Territorio
Le acque dei fiumi Marzeno e Lamone straripate a monte di Faenza, 2024 (foto Ansa)
Due milioni di euro per interventi di prevenzione post-alluvione nella provincia di Forlì-Cesena. Sono il frutto dell’intesa tra la Fondazione Cassa dei Risparmi di Forlì, la Regione Emilia-Romagna e Intesa Sanpaolo. Una piccolo aiuto, se confrontato con le dimensioni di un evento che ha provocato un miliardo e mezzo di danni, ma una buona notizia per le popolazioni romagnole che ancora, a distanza di tre anni dall'alluvione, aspettano dallo Stato più del 30% dei rimborsi il Commissario per la ricostruzione. Non a caso Fabrizio Curcio, ha definito l’accordo «un esempio concreto di collaborazione efficace».
Anche il presidente della Regione Emilia-Romagna, Michele de Pascale, ha sottolineato «la capacità di fare rete e di unirsi nella solidarietà», rimarcando dunque il ruolo decisivo di questa sinergia. Allo stesso modo, il presidente della Fondazione, Maurizio Gardini, ha evidenziato come questa intesa rappresenti «un passo concreto nella risposta a un’emergenza che ha profondamente segnato il nostro territorio».

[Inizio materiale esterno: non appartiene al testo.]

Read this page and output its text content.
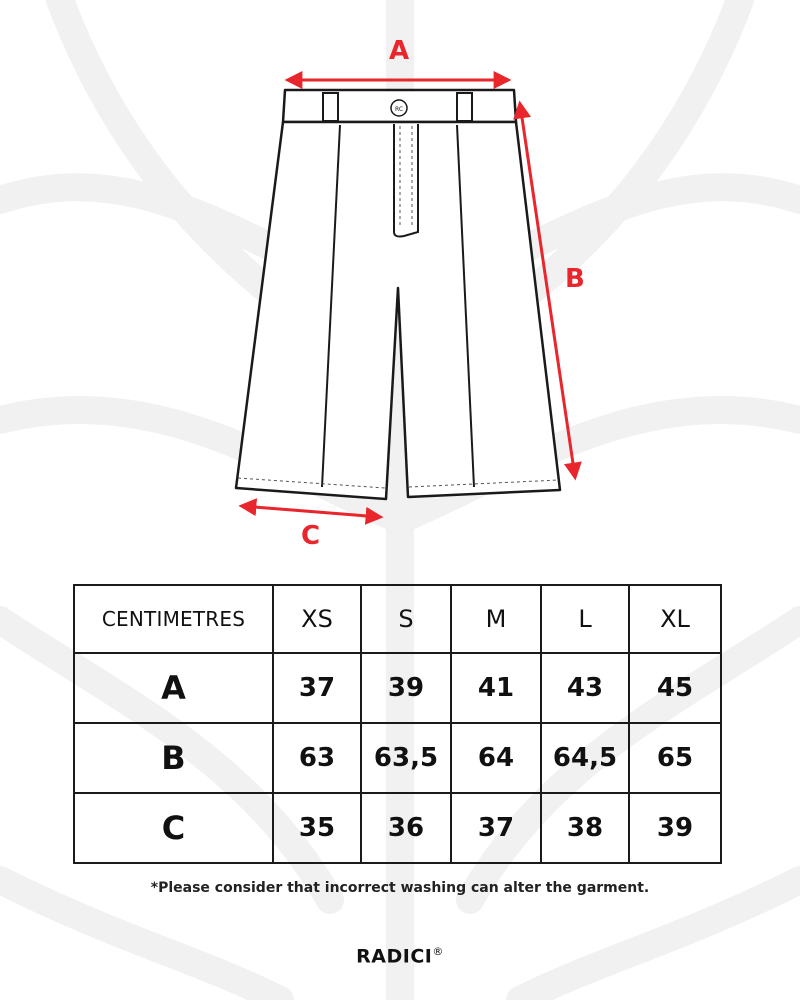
RC
A
B
C
CENTIMETRES	XS	S	M	L	XL
A	37	39	41	43	45
B	63	63,5	64	64,5	65
C	35	36	37	38	39
*Please consider that incorrect washing can alter the garment.
RADICI®
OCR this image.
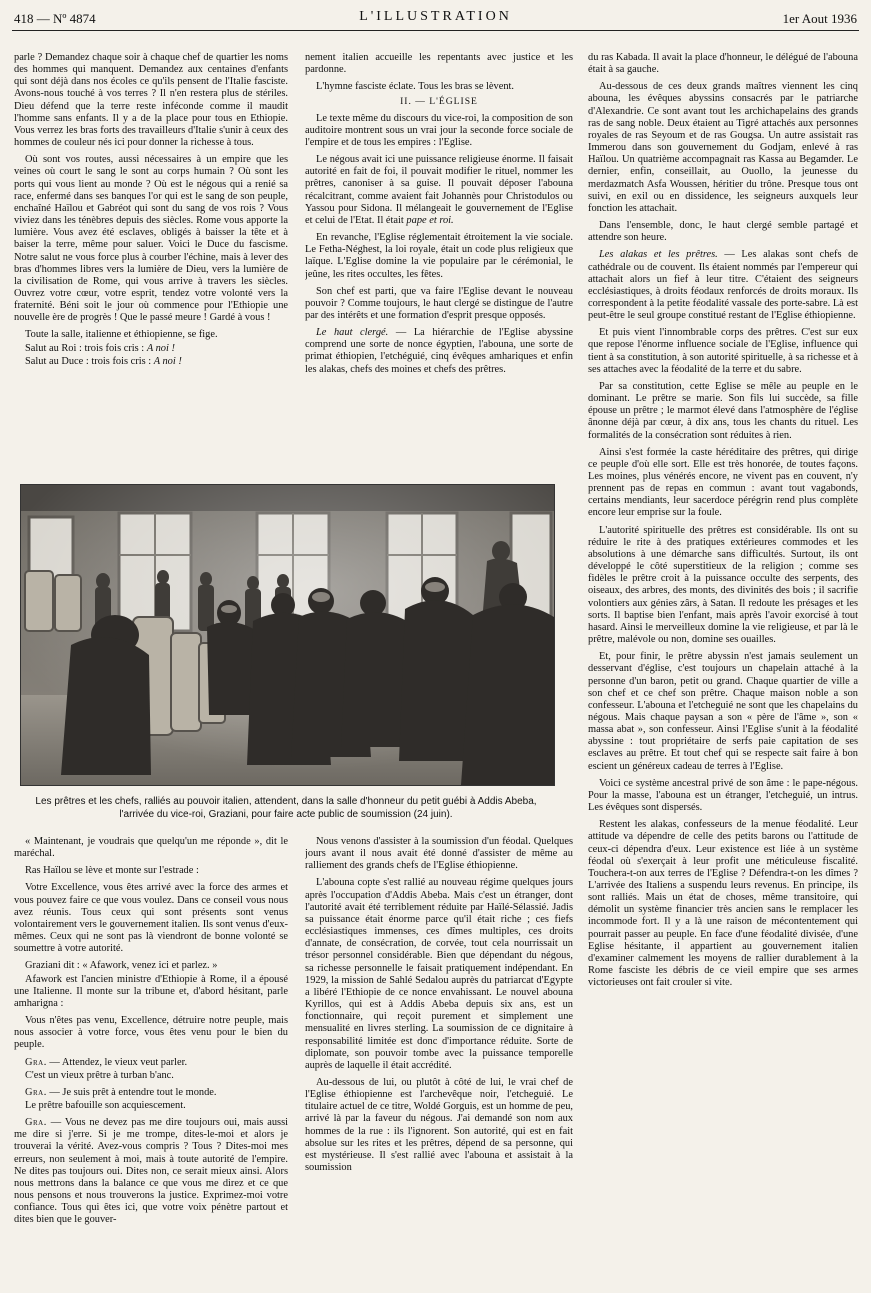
418 — Nº 4874	L'ILLUSTRATION	1er Aout 1936

parle ? Demandez chaque soir à chaque chef de quartier les noms des hommes qui manquent. Demandez aux centaines d'enfants qui sont déjà dans nos écoles ce qu'ils pensent de l'Italie fasciste. Avons-nous touché à vos terres ? Il n'en restera plus de stériles. Dieu défend que la terre reste inféconde comme il maudit l'homme sans enfants. Il y a de la place pour tous en Ethiopie. Vous verrez les bras forts des travailleurs d'Italie s'unir à ceux des hommes de couleur nés ici pour donner la richesse à tous.

Où sont vos routes, aussi nécessaires à un empire que les veines où court le sang le sont au corps humain ? Où sont les ports qui vous lient au monde ? Où est le négous qui a renié sa race, enfermé dans ses banques l'or qui est le sang de son peuple, enchaîné Haïlou et Gabréot qui sont du sang de vos rois ? Vous viviez dans les ténèbres depuis des siècles. Rome vous apporte la lumière. Vous avez été esclaves, obligés à baisser la tête et à baiser la terre, même pour saluer. Voici le Duce du fascisme. Notre salut ne vous force plus à courber l'échine, mais à lever des bras d'hommes libres vers la lumière de Dieu, vers la lumière de la civilisation de Rome, qui vous arrive à travers les siècles. Ouvrez votre cœur, votre esprit, tendez votre volonté vers la fraternité. Béni soit le jour où commence pour l'Ethiopie une nouvelle ère de progrès ! Que le passé meure ! Gardé à vous !

Toute la salle, italienne et éthiopienne, se fige.

Salut au Roi : trois fois cris : A noi !

Salut au Duce : trois fois cris : A noi !

nement italien accueille les repentants avec justice et les pardonne.

L'hymne fasciste éclate. Tous les bras se lèvent.

II. — L'ÉGLISE

Le texte même du discours du vice-roi, la composition de son auditoire montrent sous un vrai jour la seconde force sociale de l'empire et de tous les empires : l'Eglise.

Le négous avait ici une puissance religieuse énorme. Il faisait autorité en fait de foi, il pouvait modifier le rituel, nommer les prêtres, canoniser à sa guise. Il pouvait déposer l'abouna récalcitrant, comme avaient fait Johannès pour Christodulos ou Yassou pour Sidona. Il mélangeait le gouvernement de l'Eglise et celui de l'Etat. Il était pape et roi.

En revanche, l'Eglise réglementait étroitement la vie sociale. Le Fetha-Néghest, la loi royale, était un code plus religieux que laïque. L'Eglise domine la vie populaire par le cérémonial, le jeûne, les rites occultes, les fêtes.

Son chef est parti, que va faire l'Eglise devant le nouveau pouvoir ? Comme toujours, le haut clergé se distingue de l'autre par des intérêts et une formation d'esprit presque opposés.

Le haut clergé. — La hiérarchie de l'Eglise abyssine comprend une sorte de nonce égyptien, l'abouna, une sorte de primat éthiopien, l'etchéguié, cinq évêques amhariques et enfin les alakas, chefs des moines et chefs des prêtres.

du ras Kabada. Il avait la place d'honneur, le délégué de l'abouna était à sa gauche.

Au-dessous de ces deux grands maîtres viennent les cinq abouna, les évêques abyssins consacrés par le patriarche d'Alexandrie. Ce sont avant tout les archichapelains des grands ras de sang noble. Deux étaient au Tigré attachés aux personnes royales de ras Seyoum et de ras Gougsa. Un autre assistait ras Immerou dans son gouvernement du Godjam, enlevé à ras Haïlou. Un quatrième accompagnait ras Kassa au Begamder. Le dernier, enfin, conseillait, au Ouollo, la jeunesse du merdazmatch Asfa Woussen, héritier du trône. Presque tous ont suivi, en exil ou en dissidence, les seigneurs auxquels leur fonction les attachait.

Dans l'ensemble, donc, le haut clergé semble partagé et attendre son heure.

Les alakas et les prêtres. — Les alakas sont chefs de cathédrale ou de couvent. Ils étaient nommés par l'empereur qui attachait alors un fief à leur titre. C'étaient des seigneurs ecclésiastiques, à droits féodaux renforcés de droits moraux. Ils correspondent à la petite féodalité vassale des porte-sabre. Là est peut-être le seul groupe constitué restant de l'Eglise éthiopienne.

Et puis vient l'innombrable corps des prêtres. C'est sur eux que repose l'énorme influence sociale de l'Eglise, influence qui tient à sa constitution, à son autorité spirituelle, à sa richesse et à ses attaches avec la féodalité de la terre et du sabre.

Par sa constitution, cette Eglise se mêle au peuple en le dominant. Le prêtre se marie. Son fils lui succède, sa fille épouse un prêtre ; le marmot élevé dans l'atmosphère de l'église ânonne déjà par cœur, à dix ans, tous les chants du rituel. Les formalités de la consécration sont réduites à rien.

Ainsi s'est formée la caste héréditaire des prêtres, qui dirige ce peuple d'où elle sort. Elle est très honorée, de toutes façons. Les moines, plus vénérés encore, ne vivent pas en couvent, n'y prennent pas de repas en commun : avant tout vagabonds, certains mendiants, leur sacerdoce pérégrin rend plus complète encore leur emprise sur la foule.

L'autorité spirituelle des prêtres est considérable. Ils ont su réduire le rite à des pratiques extérieures commodes et les absolutions à une démarche sans difficultés. Surtout, ils ont développé le côté superstitieux de la religion ; comme ses fidèles le prêtre croit à la puissance occulte des serpents, des oiseaux, des arbres, des monts, des divinités des bois ; il sacrifie volontiers aux génies zârs, à Satan. Il redoute les présages et les sorts. Il baptise bien l'enfant, mais après l'avoir exorcisé à tout hasard. Ainsi le merveilleux domine la vie religieuse, et par là le prêtre, malévole ou non, domine ses ouailles.

Et, pour finir, le prêtre abyssin n'est jamais seulement un desservant d'église, c'est toujours un chapelain attaché à la personne d'un baron, petit ou grand. Chaque quartier de ville a son chef et ce chef son prêtre. Chaque maison noble a son confesseur. L'abouna et l'etcheguié ne sont que les chapelains du négous. Mais chaque paysan a son « père de l'âme », son « massa abat », son confesseur. Ainsi l'Eglise s'unit à la féodalité abyssine : tout propriétaire de serfs paie capitation de ses esclaves au prêtre. Et tout chef qui se respecte sait faire à bon escient un généreux cadeau de terres à l'Eglise.

Voici ce système ancestral privé de son âme : le pape-négous. Pour la masse, l'abouna est un étranger, l'etcheguié, un intrus. Les évêques sont dispersés.

Restent les alakas, confesseurs de la menue féodalité. Leur attitude va dépendre de celle des petits barons ou l'attitude de ceux-ci dépendra d'eux. Leur existence est liée à un système féodal où s'exerçait à leur profit une méticuleuse fiscalité. Touchera-t-on aux terres de l'Eglise ? Défendra-t-on les dîmes ? L'arrivée des Italiens a suspendu leurs revenus. En principe, ils sont ralliés. Mais un état de choses, même transitoire, qui démolit un système financier très ancien sans le remplacer les incommode fort. Il y a là une raison de mécontentement qui pourrait passer au peuple. En face d'une féodalité divisée, d'une Eglise hésitante, il appartient au gouvernement italien d'examiner calmement les moyens de rallier durablement à la Rome fasciste les débris de ce vieil empire que ses armes victorieuses ont fait crouler si vite.

Les prêtres et les chefs, ralliés au pouvoir italien, attendent, dans la salle d'honneur du petit guébi à Addis Abeba, l'arrivée du vice-roi, Graziani, pour faire acte public de soumission (24 juin).

« Maintenant, je voudrais que quelqu'un me réponde », dit le maréchal.

Ras Haïlou se lève et monte sur l'estrade :

Votre Excellence, vous êtes arrivé avec la force des armes et vous pouvez faire ce que vous voulez. Dans ce conseil vous nous avez réunis. Tous ceux qui sont présents sont venus volontairement vers le gouvernement italien. Ils sont venus d'eux-mêmes. Ceux qui ne sont pas là viendront de bonne volonté se soumettre à votre autorité.

Graziani dit : « Afawork, venez ici et parlez. »

Afawork est l'ancien ministre d'Ethiopie à Rome, il a épousé une Italienne. Il monte sur la tribune et, d'abord hésitant, parle amharigna :

Vous n'êtes pas venu, Excellence, détruire notre peuple, mais nous associer à votre force, vous êtes venu pour le bien du peuple.

Gra. — Attendez, le vieux veut parler.

C'est un vieux prêtre à turban b'anc.

Gra. — Je suis prêt à entendre tout le monde.

Le prêtre bafouille son acquiescement.

Gra. — Vous ne devez pas me dire toujours oui, mais aussi me dire si j'erre. Si je me trompe, dites-le-moi et alors je trouverai la vérité. Avez-vous compris ? Tous ? Dites-moi mes erreurs, non seulement à moi, mais à toute autorité de l'empire. Ne dites pas toujours oui. Dites non, ce serait mieux ainsi. Alors nous mettrons dans la balance ce que vous me direz et ce que nous pensons et nous trouverons la justice. Exprimez-moi votre confiance. Tous qui êtes ici, que votre voix pénètre partout et dites bien que le gouver-

Nous venons d'assister à la soumission d'un féodal. Quelques jours avant il nous avait été donné d'assister de même au ralliement des grands chefs de l'Eglise éthiopienne.

L'abouna copte s'est rallié au nouveau régime quelques jours après l'occupation d'Addis Abeba. Mais c'est un étranger, dont l'autorité avait été terriblement réduite par Haïlé-Sélassié. Jadis sa puissance était énorme parce qu'il était riche ; ces fiefs ecclésiastiques immenses, ces dîmes multiples, ces droits d'annate, de consécration, de corvée, tout cela nourrissait un trésor personnel considérable. Bien que dépendant du négous, sa richesse personnelle le faisait pratiquement indépendant. En 1929, la mission de Sahlé Sedalou auprès du patriarcat d'Egypte a libéré l'Ethiopie de ce nonce envahissant. Le nouvel abouna Kyrillos, qui est à Addis Abeba depuis six ans, est un fonctionnaire, qui reçoit purement et simplement une mensualité en livres sterling. La soumission de ce dignitaire à responsabilité limitée est donc d'importance réduite. Sorte de diplomate, son pouvoir tombe avec la puissance temporelle auprès de laquelle il était accrédité.

Au-dessous de lui, ou plutôt à côté de lui, le vrai chef de l'Eglise éthiopienne est l'archevêque noir, l'etcheguié. Le titulaire actuel de ce titre, Woldé Gorguis, est un homme de peu, arrivé là par la faveur du négous. J'ai demandé son nom aux hommes de la rue : ils l'ignorent. Son autorité, qui est en fait absolue sur les rites et les prêtres, dépend de sa personne, qui est mystérieuse. Il s'est rallié avec l'abouna et assistait à la soumission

Dopo i danni causati dalle alluvioni, la Regione aveva avviato un programma per la realizzazione di quasi 1.200 opere. È proprio in quest’ottica che la Fondazione Cassa dei Risparmi di Forlì ha stanziato oltre 1,5 milioni di euro in favore dei Comuni colpiti dall’emergenza alluvione; inoltre, ha coordinato pure l’assegnazione di altri 2,9 milioni di euro. Infine, è stata incaricata dalla stessa Intesa Sanpaolo di individuare i destinatari di quattro milioni di euro, destinati sia agli interventi di ripristino sia alle attività di prevenzione. Di questa somma, metà sarà utilizzata per sostenere economicamente le famiglie di Faenza colpite dall’alluvione del settembre 2024. I restanti due milioni sono invece riservati ad attività di studio e progettazione dedicate alla provincia di Forlì-Cesena. L’obiettivo finale è quello di rafforzare la sicurezza del territorio e ridurre, quindi, il rischio di future emergenze.